「逃げるのか」という言葉の圧力
佐藤さんが会議室に長時間こもる様子は、社内でもうわさになったという。
「辞めるってマジ?」
「相当揉めてるらしいよ」
喫煙所で話題になっていることが、後輩を通じて耳に入った。ひっそり退職するつもりが、いつの間にか注目の的になっていたようだ。
面接の中で、上司の言葉は次第に強まっていったという。
「逃げるのか」
「ここで逃げたら、どこへ行っても通用しないぞ」
「その実績で次がうまくいくと思っているのか」
佐藤さんは「毎日言われ続けると、『自分が逃げているだけなのかもしれない』という気持ちになりました」と振り返る。
閉ざされた会議室という空間で、否定的な言葉を浴び続けるうちに、感覚が鈍っていくようだったという。
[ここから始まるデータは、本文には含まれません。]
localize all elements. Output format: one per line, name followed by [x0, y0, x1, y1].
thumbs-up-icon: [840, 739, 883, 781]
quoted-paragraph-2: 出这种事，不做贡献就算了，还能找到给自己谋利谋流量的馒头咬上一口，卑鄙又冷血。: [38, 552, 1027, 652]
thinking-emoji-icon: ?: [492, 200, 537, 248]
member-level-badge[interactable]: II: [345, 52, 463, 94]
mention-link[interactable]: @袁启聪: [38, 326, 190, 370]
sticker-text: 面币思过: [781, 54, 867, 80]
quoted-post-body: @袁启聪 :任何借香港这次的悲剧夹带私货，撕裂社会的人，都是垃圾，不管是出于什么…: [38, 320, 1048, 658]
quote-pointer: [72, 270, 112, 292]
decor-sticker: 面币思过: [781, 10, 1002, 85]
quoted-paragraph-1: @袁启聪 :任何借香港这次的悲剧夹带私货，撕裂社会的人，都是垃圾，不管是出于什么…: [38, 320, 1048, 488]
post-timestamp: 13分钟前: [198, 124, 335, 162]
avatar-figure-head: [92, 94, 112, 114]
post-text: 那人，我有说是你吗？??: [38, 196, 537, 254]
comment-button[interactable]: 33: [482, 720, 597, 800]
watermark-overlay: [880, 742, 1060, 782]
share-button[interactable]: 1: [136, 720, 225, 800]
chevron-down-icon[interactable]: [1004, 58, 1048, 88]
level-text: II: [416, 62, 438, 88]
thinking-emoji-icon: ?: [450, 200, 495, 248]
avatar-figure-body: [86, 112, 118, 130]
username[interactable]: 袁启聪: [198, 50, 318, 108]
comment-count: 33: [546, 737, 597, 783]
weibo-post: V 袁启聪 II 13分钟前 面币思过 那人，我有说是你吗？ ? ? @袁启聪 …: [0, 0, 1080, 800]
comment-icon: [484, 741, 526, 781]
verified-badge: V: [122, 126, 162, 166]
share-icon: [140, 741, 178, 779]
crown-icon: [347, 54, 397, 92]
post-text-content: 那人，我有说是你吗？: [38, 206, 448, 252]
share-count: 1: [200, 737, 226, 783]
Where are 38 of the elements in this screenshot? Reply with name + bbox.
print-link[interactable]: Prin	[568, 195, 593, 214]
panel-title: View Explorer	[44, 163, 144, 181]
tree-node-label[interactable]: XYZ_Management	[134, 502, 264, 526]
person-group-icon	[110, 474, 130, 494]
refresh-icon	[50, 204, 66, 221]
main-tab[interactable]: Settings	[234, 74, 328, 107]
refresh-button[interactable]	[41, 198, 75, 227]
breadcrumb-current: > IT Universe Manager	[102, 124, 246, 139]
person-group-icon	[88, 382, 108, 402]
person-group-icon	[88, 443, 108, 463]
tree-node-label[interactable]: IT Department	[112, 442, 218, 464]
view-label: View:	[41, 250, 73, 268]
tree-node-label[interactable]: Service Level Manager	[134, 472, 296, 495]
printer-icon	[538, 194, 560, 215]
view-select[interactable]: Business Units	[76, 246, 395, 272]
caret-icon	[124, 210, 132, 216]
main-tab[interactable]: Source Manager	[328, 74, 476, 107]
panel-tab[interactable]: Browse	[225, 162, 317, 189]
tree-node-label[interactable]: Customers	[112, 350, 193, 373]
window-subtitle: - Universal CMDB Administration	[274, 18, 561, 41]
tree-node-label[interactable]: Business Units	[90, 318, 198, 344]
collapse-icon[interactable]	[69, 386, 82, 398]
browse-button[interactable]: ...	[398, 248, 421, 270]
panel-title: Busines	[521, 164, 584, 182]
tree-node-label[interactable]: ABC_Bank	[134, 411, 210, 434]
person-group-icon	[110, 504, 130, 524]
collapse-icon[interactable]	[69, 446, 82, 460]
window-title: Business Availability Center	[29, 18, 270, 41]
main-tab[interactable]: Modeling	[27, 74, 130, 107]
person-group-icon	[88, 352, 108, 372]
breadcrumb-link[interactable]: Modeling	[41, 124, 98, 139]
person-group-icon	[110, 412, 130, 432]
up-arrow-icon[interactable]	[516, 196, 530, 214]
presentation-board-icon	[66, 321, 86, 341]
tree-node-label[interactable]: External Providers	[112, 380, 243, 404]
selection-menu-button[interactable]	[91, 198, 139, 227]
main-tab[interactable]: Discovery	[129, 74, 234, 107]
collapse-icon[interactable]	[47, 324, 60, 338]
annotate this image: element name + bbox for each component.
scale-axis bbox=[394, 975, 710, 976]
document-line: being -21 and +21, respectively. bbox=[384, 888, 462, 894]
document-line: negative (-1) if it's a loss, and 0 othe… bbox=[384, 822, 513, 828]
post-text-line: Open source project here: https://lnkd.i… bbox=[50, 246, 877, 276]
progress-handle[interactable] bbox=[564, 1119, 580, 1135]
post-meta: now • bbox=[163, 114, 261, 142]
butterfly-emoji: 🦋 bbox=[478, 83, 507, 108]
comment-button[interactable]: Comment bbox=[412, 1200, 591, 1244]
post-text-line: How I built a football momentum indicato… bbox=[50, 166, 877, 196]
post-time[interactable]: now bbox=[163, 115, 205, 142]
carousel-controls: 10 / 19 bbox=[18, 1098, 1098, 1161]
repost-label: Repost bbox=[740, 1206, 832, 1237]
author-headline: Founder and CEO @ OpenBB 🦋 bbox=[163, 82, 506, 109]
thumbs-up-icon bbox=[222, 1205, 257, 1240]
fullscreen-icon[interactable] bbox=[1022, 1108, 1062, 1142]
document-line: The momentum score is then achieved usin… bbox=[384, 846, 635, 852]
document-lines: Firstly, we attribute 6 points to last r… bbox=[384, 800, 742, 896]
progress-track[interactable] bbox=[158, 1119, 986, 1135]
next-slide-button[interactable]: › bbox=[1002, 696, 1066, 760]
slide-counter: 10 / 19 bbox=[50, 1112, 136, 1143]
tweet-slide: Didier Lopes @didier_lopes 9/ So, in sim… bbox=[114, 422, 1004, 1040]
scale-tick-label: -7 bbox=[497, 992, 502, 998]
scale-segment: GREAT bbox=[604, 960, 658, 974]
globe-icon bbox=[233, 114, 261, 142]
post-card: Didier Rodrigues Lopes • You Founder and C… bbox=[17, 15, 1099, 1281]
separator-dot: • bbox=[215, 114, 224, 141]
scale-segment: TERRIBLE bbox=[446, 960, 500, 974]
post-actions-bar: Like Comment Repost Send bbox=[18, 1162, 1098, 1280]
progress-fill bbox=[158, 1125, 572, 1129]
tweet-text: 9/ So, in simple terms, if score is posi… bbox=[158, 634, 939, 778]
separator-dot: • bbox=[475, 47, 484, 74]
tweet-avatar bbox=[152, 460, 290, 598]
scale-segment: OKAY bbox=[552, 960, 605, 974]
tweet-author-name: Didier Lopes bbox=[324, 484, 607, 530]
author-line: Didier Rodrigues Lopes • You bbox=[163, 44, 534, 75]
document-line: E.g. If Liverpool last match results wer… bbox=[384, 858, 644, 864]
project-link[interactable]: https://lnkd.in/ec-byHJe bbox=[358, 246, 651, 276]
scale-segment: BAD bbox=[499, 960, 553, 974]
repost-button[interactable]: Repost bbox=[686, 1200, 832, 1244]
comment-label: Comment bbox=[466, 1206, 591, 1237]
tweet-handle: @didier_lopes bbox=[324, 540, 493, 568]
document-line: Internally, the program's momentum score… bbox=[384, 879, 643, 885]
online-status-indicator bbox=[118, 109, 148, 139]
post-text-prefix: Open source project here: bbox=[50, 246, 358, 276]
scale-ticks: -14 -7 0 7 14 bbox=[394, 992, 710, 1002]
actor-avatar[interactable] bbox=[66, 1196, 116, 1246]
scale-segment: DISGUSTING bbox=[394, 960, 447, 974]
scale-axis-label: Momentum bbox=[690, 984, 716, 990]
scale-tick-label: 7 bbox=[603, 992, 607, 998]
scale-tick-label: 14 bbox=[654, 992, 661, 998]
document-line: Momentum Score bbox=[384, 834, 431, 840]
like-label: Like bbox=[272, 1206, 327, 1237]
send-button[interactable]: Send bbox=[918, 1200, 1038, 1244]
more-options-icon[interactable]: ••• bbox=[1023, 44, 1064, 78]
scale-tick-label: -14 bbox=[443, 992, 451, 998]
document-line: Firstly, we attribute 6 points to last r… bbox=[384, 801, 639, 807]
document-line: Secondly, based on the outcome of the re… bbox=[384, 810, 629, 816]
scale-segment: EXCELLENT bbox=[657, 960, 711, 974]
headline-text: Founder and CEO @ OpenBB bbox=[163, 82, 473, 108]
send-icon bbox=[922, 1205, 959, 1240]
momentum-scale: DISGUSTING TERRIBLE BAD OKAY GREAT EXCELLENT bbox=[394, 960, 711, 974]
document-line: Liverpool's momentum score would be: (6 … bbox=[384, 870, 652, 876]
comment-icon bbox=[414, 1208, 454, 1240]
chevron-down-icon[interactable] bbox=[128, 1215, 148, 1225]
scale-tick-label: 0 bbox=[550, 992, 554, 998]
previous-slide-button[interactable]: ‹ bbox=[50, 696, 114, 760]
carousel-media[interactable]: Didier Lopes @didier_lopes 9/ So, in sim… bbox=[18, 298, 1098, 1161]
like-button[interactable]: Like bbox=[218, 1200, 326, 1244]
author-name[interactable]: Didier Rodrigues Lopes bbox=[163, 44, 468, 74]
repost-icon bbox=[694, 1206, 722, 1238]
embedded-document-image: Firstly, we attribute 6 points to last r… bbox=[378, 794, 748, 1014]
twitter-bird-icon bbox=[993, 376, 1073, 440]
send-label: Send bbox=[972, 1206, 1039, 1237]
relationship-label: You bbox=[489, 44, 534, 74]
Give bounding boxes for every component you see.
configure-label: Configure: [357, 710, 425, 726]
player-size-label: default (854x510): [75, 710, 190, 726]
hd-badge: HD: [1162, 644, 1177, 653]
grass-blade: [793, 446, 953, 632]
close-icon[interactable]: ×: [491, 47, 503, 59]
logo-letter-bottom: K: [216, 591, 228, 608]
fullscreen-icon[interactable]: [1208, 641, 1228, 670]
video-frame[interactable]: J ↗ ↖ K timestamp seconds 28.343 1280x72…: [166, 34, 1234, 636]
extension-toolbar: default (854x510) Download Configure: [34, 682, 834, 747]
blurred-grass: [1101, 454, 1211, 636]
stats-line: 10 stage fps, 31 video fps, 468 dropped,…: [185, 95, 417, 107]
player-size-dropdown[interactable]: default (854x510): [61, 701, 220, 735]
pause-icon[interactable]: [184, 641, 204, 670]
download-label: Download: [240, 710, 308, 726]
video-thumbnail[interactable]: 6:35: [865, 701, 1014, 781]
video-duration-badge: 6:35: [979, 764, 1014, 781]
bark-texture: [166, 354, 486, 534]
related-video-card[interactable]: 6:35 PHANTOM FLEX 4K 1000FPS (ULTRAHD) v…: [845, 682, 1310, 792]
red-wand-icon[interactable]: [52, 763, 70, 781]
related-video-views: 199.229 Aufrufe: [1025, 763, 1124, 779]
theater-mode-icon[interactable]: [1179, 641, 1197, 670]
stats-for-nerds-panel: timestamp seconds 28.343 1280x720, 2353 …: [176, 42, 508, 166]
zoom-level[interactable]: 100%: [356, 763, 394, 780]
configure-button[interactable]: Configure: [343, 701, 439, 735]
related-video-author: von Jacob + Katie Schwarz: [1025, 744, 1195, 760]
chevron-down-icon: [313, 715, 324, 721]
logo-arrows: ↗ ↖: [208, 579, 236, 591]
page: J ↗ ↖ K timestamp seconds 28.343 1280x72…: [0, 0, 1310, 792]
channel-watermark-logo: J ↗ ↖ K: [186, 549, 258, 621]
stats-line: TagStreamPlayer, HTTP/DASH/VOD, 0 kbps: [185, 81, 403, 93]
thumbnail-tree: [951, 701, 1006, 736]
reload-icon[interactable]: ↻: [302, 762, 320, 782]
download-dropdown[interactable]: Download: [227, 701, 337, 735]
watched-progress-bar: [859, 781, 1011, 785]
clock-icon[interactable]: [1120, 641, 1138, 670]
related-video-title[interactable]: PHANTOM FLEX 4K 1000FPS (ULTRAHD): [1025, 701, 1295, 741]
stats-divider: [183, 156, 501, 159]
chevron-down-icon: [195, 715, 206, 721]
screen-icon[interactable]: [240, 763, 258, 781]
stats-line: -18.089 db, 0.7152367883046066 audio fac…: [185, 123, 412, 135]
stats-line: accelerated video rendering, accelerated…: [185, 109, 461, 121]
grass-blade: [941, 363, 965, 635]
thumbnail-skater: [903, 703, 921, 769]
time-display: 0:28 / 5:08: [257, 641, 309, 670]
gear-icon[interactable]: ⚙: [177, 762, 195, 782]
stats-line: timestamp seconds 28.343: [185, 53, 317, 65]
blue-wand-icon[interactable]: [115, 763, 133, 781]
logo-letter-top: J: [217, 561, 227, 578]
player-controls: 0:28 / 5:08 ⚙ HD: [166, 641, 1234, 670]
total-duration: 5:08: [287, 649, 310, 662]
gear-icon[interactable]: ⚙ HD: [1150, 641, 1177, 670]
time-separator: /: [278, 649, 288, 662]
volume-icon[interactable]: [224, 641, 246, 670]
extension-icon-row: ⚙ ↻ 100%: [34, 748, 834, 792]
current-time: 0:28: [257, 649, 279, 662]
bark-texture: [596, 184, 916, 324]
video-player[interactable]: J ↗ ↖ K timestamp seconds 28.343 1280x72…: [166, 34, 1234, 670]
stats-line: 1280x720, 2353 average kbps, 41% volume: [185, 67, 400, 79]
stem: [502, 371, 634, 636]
しかし同時に、退職の意思を示した社員に対して、深夜まで拘束する状況そのものに違和感も覚えた。
「辞める人に対して、ここまでやるのは普通なのか......と、冷静に考えるようになりました」
最終的には、強行突破だったそうだ。1週間の会議室での面談でも意思を変えなかったことで、上司も諦め、退職が決まった。